Social networking sites...
...Are a mixed blessing. On the one hand, they can be a serious bandwidth and productivity drain during business hours. On the other hand, knowing what my child is doing on Facebook helps me to know even more about his/her interests and friends. It could be a good way of bridging the generation gap!

Work-life balance is...
... An important HR practice for a company such as SonicWALL as it helps to attract and retain talented staff, especially in today's economy. In fact, the senior management actively encourages the staff to achieve a balance in their work and private lives, and flexi-work schedules are worked out wherever possible to help employees better manage their time.

Such an arrangement is possible, thanks to the use of advanced wireless and mobility technologies that empower our employees with greater flexibility and the freedom to work anytime, anywhere.

More recently, we adopted a "Monday Morning Breakfast Gatherings" where weekly meetings are held but with a twist. Each employee takes turn to buy breakfast for the team on Mondays, and the otherwise stressful session is transformed into a casual gathering where people can get together, interact with each other in a semi-social surrounding and at the same time, have a discussion about work.

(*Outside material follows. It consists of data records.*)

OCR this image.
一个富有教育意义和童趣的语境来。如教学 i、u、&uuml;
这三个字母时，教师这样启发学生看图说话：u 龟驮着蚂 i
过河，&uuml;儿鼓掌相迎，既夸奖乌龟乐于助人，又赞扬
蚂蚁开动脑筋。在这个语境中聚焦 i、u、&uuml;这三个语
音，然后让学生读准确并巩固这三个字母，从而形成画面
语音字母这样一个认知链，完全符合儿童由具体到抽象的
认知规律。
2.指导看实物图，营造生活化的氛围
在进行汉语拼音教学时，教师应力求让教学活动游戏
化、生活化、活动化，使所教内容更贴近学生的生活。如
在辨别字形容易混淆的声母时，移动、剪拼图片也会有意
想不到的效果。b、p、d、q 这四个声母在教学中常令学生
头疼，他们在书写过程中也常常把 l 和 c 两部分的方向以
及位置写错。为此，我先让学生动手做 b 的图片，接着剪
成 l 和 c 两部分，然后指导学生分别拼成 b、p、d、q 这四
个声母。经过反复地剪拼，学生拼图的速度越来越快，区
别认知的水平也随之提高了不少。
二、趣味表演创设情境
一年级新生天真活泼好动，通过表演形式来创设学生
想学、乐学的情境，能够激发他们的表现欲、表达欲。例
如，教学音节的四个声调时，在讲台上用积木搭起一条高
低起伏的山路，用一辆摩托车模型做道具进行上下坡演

In fact, we've added a rating system to rate the breakfast brought in by our co-workers. We think that having a good Monday is essential to a good, smooth start to the work week ahead, just like driving a top performance sports car that is well oiled.

The biggest challenge facing IT departments is...
... Driving down the costs and complexity of IT security solutions. With more businesses leveraging Web 2.0 tools, online advertising and an increasingly mobile workforce, the need for enterprise network traffic inspection continues to grow to protect against more intensive, application layer threats, increasing security processing load and protection requirements. As such, IT departments face the major challenge of driving down the cost and complexity of current network infrastructure options.